Malheureusement les machines, comme toutes les choses humaines, ne sont pas parfaites. Si elles ont l'avantage de produire beaucoup, vite, mieux et à plus bas prix, elles ont aussi le grave inconvénient de supprimer le travail,et de réduire, pour un temps, à une misère profonde ceux qu'elle récompensera plus tard, sans doute, avec usure, mais peut-être trop tard!

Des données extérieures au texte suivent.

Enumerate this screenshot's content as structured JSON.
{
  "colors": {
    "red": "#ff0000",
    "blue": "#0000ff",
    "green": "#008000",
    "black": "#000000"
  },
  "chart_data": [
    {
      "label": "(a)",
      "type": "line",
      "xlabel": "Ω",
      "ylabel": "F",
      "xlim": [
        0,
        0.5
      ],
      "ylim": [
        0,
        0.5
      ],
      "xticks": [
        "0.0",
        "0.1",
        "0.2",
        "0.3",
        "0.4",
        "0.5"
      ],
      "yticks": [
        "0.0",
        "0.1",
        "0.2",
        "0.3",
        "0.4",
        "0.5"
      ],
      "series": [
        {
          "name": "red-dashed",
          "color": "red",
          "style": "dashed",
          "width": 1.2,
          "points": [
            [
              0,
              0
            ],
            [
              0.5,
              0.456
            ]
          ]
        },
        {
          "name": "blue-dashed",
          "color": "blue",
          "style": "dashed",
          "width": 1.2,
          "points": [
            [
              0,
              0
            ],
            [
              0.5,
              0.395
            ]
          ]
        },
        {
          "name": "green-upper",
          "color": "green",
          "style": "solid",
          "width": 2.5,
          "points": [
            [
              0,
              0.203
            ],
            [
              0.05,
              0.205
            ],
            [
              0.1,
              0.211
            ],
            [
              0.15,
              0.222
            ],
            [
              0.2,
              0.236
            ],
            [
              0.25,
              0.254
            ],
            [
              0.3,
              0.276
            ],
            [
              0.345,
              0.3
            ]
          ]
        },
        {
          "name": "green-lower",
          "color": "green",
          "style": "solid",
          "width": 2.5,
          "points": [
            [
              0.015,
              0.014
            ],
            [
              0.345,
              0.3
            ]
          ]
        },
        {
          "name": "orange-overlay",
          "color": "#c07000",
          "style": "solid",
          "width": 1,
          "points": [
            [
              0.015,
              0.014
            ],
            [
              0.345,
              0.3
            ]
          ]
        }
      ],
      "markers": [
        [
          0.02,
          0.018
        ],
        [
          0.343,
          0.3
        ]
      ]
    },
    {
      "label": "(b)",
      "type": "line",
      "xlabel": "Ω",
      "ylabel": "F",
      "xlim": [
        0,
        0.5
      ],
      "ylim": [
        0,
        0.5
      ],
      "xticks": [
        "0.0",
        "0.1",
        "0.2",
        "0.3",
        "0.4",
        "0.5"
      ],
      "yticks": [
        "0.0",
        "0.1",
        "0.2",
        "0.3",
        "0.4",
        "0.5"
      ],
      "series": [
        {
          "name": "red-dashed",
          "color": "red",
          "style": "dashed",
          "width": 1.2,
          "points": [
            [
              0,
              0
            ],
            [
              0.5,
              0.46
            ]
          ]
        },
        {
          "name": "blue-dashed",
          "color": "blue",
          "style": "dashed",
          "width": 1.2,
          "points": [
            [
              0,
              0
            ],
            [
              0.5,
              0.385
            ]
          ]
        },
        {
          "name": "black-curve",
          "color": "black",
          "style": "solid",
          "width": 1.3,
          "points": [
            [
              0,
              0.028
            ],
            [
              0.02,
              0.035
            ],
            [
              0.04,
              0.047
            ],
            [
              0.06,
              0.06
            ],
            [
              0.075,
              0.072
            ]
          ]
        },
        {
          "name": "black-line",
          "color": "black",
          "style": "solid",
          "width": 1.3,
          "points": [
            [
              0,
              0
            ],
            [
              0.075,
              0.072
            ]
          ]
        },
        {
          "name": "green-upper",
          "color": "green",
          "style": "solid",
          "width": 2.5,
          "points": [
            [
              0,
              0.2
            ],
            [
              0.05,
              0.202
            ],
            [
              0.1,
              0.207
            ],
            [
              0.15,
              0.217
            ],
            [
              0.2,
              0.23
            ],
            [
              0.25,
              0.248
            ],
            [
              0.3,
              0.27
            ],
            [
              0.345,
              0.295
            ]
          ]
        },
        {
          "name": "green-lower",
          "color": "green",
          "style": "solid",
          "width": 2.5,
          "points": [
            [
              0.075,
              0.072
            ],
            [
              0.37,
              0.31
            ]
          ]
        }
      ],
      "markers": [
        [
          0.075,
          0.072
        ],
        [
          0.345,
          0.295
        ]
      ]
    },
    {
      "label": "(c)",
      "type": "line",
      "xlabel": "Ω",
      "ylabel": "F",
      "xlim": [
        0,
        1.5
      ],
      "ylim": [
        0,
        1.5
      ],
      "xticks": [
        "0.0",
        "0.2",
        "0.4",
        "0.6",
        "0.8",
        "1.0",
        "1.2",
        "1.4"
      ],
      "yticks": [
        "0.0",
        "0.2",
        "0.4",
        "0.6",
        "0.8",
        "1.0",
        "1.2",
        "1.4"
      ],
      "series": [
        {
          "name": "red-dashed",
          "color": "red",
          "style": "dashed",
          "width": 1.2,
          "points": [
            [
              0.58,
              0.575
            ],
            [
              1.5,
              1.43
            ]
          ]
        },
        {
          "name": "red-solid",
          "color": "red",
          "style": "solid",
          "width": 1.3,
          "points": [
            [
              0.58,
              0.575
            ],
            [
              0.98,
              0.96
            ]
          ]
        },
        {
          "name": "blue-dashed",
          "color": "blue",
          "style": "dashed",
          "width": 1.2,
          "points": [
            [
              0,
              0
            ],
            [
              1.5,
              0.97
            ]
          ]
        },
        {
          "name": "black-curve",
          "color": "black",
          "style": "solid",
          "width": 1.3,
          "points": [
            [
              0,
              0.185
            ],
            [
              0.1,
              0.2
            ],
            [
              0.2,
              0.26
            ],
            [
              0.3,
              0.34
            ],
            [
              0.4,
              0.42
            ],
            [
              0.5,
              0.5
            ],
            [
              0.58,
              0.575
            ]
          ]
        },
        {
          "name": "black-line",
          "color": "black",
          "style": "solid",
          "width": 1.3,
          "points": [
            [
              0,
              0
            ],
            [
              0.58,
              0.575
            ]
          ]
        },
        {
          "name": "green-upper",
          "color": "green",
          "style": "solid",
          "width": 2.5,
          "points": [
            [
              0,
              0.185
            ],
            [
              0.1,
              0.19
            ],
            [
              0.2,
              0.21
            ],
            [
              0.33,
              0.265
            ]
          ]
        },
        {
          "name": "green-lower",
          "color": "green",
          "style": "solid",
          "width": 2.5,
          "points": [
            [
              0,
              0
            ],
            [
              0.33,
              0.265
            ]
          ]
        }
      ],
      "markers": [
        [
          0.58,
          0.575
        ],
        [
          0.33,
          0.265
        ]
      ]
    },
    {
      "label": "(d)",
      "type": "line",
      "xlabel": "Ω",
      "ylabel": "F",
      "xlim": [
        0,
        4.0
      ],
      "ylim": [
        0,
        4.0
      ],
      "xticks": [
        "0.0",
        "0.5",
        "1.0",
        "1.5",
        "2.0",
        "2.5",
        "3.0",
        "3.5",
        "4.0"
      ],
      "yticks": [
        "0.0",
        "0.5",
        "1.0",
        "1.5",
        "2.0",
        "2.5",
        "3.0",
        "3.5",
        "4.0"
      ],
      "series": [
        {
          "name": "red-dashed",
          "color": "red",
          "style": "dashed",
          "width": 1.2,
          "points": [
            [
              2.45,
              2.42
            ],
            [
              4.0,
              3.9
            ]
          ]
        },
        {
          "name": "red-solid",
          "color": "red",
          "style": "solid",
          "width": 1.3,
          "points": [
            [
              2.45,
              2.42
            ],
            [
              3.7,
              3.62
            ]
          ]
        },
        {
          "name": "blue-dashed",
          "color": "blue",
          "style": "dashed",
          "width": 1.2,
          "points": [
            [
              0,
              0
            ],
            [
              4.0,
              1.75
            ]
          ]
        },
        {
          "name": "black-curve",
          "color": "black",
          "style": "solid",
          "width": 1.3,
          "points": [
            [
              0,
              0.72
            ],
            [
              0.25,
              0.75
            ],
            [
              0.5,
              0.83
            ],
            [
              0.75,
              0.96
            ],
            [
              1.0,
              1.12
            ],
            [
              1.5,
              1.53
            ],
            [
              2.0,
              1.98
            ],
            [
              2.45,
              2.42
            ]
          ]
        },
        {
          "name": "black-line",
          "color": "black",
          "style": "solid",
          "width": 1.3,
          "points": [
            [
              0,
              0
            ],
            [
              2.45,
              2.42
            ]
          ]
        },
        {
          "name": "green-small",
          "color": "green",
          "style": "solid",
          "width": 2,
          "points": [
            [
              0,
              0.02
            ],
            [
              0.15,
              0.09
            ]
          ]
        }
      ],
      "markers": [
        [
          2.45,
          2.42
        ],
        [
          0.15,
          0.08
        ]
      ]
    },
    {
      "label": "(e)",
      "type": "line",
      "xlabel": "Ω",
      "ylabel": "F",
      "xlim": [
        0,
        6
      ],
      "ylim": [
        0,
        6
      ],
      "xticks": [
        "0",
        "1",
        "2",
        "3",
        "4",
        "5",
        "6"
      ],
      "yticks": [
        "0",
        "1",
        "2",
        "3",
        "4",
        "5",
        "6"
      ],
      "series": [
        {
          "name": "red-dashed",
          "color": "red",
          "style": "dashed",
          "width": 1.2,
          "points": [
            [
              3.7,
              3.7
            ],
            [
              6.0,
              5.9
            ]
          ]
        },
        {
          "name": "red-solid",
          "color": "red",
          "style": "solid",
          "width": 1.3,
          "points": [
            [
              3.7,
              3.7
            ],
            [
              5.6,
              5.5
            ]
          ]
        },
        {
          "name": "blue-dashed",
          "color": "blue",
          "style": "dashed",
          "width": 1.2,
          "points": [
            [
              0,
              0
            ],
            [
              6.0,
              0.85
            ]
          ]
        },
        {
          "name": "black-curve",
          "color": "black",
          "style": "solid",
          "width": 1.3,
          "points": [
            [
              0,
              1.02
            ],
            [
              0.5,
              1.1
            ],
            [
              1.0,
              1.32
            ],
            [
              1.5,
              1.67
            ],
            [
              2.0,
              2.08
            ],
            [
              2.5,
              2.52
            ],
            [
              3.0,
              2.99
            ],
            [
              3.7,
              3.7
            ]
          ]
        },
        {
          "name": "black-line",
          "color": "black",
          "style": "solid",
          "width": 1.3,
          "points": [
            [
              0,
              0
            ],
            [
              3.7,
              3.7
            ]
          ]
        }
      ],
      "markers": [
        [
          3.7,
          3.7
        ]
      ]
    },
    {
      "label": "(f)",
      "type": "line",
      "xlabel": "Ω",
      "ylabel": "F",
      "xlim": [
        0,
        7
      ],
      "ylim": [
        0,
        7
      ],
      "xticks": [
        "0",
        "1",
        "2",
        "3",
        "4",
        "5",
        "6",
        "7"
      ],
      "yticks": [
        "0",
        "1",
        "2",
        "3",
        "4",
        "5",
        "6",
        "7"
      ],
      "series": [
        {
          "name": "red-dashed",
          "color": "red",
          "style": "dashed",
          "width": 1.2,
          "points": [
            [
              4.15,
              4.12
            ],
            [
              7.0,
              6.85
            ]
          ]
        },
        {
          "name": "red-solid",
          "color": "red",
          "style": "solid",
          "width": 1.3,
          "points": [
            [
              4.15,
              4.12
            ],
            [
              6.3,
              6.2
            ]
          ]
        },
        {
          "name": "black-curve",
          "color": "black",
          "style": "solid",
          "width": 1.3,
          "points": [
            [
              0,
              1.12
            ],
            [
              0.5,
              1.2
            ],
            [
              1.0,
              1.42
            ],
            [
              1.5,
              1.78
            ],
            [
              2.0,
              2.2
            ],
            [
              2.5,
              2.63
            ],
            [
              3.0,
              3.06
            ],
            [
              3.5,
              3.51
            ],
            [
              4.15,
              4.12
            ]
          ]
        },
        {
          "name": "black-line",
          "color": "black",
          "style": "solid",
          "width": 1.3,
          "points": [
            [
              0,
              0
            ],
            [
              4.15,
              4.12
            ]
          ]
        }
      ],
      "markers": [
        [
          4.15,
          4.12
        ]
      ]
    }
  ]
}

Voyez une filature de coton, travailleuse infatigable, marchant jour et nuit tant que le feu dévore ses poumons de fer; pénétrez dans ses salles et admirez avec quelle facilité un homme et un enfant font en se jouant le travail de 3 à 400 fileuses d'autrefois. N'est-ce pas là un magnifique résultat? Et lorsque vous vous rappelez que, malgré cet immense économie de main-d'oeuvre, il y a cependant aujourd'hui vingt fois plus d'ouvriers employés à la filature du coton qu'avant la découverte d'Highs, perfectionnée par Arkwrigtt et Hargreaves, n'avez-vous

pas un irréfutable argument contre ceux qui se plaignent des machines? Oui sans doute. Mais songeons cependant qu'avant d'en arriver à cette révolution si heureuse, il a fallu traverser des temps. bien durs, et que beaucoup de travailleurs dépossédés sont morts de faim ou tombés à la charge de la paroisse.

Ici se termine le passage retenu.